My North American Japanese Madaké bamboo harvests


Crafting Shakuhachi from Japanese Madaké bamboo grown in North America

Beginning in 2009, I began my odyssey with domestic North American grown Japanese Madaké bamboo for the crafting of shakuhachi. Over the years, I sought out the oldest groves, or they found me [in 2023 I moved to France and perhaps I’ll find some here in Europe]. It all began in the late winter of 2009 when I found and harvested from a huge, old Japanese Madaké bamboo grove prospering just a few towns over from my birthplace of Norfolk Virginia.

Me in my first North American Japanese Madaké bamboo grove, Virginia, 2009
Me in my first North American Japanese Madaké bamboo grove, Virginia, 2009

It’s a truly massive old grove which was planted next to a large Japanese company (I actually found the US all time record for the largest diameter stalk of Madaké bamboo there). At the time, it really didn’t occur to me that Madaké might be growing in America, which is silly in retrospect. When I was a kid, my own yard was full of ornamental Japanese and East Asian plants which my grandfather and father cultivated.

Me with Jim on left and with Keiji on right, 2010 and 2011
Me with Jim on left and with Keiji on right, 2010 and 2011

Before moving to the Asheville NC area in 2010 [I now live in France], I had become aware of Keiji Oshima and his bamboo via an internet search. While not in Asheville, Keiji san and his bamboo are just a few towns over in Hendersonville. There, on a mountain, Keiji san has built his own house and has been growing Japanese Madaké bamboo and other types of bamboo for decades. He also sells pieces for crafting shakuhachi and dabbles with making them himself.

Graciously, Keiji san allowed me to select and harvest a piece of his bamboo, grown with love and care. Keiji san marks each stalk so he knows exactly how old each one is, ensuring that they’re harvested at their peak, around 4 to 8 years old, before they die.

After a lovely tour of Keiji’s immaculate bamboo groves it was back to his enormous warehouse where hundreds upon hundreds of bamboo poles are at various stages of drying. Keiji is primarily a basket weaver and splits his own bamboo down to weave his baskets. Truly amazing and inspiring.

History of Japanese Madaké bamboo in North America

Pioneer Philanthropist and world traveler Barbour Lathrop (1847-1927) was most passionate about introducing bamboo into the United States. The study and collection of bamboo was the primary focus of Lathrop’s third expedition with David Fairchild (1869-1954), another pioneer, while they were in Japan in 1902. Lathrop told Fairchild, “One of the main things here [in Japan] is the Bamboo. I want to finance a big shipment of the plants to America. We should have them at home. Bamboo is beautiful as well as useful. The Japanese use it for everything. It may take a long time before Americans learn how to use it, but they’ll never learn if we do not introduce the plant. Don’t spend so much time on other things that you can’t study the bamboos.”
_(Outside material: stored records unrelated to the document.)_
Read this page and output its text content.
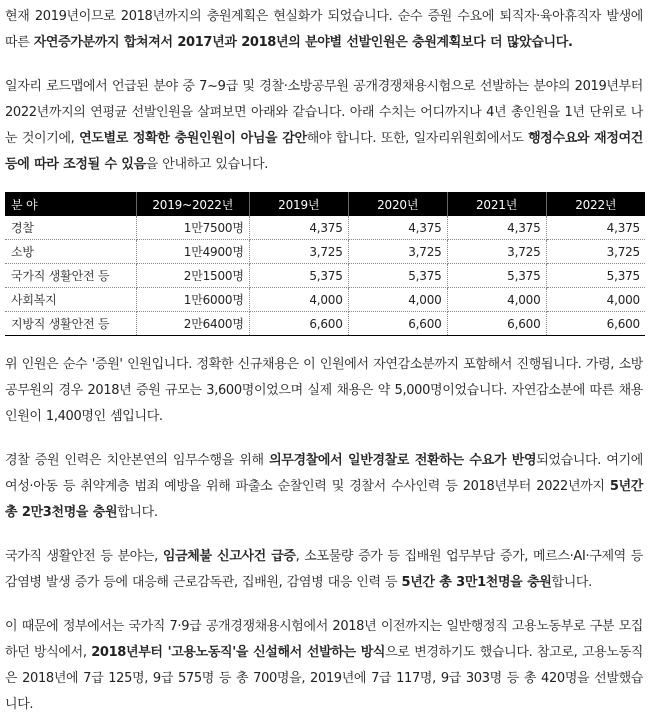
현재 2019년이므로 2018년까지의 충원계획은 현실화가 되었습니다. 순수 증원 수요에 퇴직자·육아휴직자 발생에 따른 자연증가분까지 합쳐져서 2017년과 2018년의 분야별 선발인원은 충원계획보다 더 많았습니다.

일자리 로드맵에서 언급된 분야 중 7~9급 및 경찰·소방공무원 공개경쟁채용시험으로 선발하는 분야의 2019년부터 2022년까지의 연평균 선발인원을 살펴보면 아래와 같습니다. 아래 수치는 어디까지나 4년 총인원을 1년 단위로 나눈 것이기에, 연도별로 정확한 충원인원이 아님을 감안해야 합니다. 또한, 일자리위원회에서도 행정수요와 재정여건 등에 따라 조정될 수 있음을 안내하고 있습니다.

분 야	2019~2022년	2019년	2020년	2021년	2022년
경찰	1만7500명	4,375	4,375	4,375	4,375
소방	1만4900명	3,725	3,725	3,725	3,725
국가직 생활안전 등	2만1500명	5,375	5,375	5,375	5,375
사회복지	1만6000명	4,000	4,000	4,000	4,000
지방직 생활안전 등	2만6400명	6,600	6,600	6,600	6,600

위 인원은 순수 '증원' 인원입니다. 정확한 신규채용은 이 인원에서 자연감소분까지 포함해서 진행됩니다. 가령, 소방공무원의 경우 2018년 증원 규모는 3,600명이었으며 실제 채용은 약 5,000명이었습니다. 자연감소분에 따른 채용인원이 1,400명인 셈입니다.

경찰 증원 인력은 치안본연의 임무수행을 위해 의무경찰에서 일반경찰로 전환하는 수요가 반영되었습니다. 여기에 여성·아동 등 취약계층 범죄 예방을 위해 파출소 순찰인력 및 경찰서 수사인력 등 2018년부터 2022년까지 5년간 총 2만3천명을 충원합니다.

국가직 생활안전 등 분야는, 임금체불 신고사건 급증, 소포물량 증가 등 집배원 업무부담 증가, 메르스·AI·구제역 등 감염병 발생 증가 등에 대응해 근로감독관, 집배원, 감염병 대응 인력 등 5년간 총 3만1천명을 충원합니다.

이 때문에 정부에서는 국가직 7·9급 공개경쟁채용시험에서 2018년 이전까지는 일반행정직 고용노동부로 구분 모집하던 방식에서, 2018년부터 '고용노동직'을 신설해서 선발하는 방식으로 변경하기도 했습니다. 참고로, 고용노동직은 2018년에 7급 125명, 9급 575명 등 총 700명을, 2019년에 7급 117명, 9급 303명 등 총 420명을 선발했습니다.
David Fairchild examining a bamboo shoot, unknown date
David Fairchild examining a bamboo shoot, unknown date

Most of Madaké bamboo’s history in the United States is contained in the Fairchild Archive Collections. The story starts in 1890 when a Mrs. H. B. Miller planted three Madaké bamboo plants on her farm along the Ogeechee River. The parent plants had been brought to Georgia in the 1880’s by a Cuban born rice planter named Andres E. Moynelo. David Fairchild said that, “P. Bambusoides [Madaké] was introduced [to The US] by a one Andres E. Moynelo in the late 1880’s”. A world traveler and rice planter, Moynelo introduced Madaké to the United States after a visit to Japan.

In 1915 a worker on Mrs. H. B. Miller’s farm feared the Madaké grove would be destroyed. He wrote to David Fairchild in Washington, D.C. informing him that the owner planned to cut the Madaké down and he asked Fairchild to save it. Fairchild was amazed to find a huge, healthy grove of valuable Madaké. He told Barbour Lathrop about the Madaké grove and suggested that he buy it. In 1919, Lathrop bought the property and gave it to the USDA for use as a Federal Plant Introduction Garden. The site is now known as The Coastal Georgia Botanical Gardens which is part of the University of Georgia’s Cooperative Extension Service.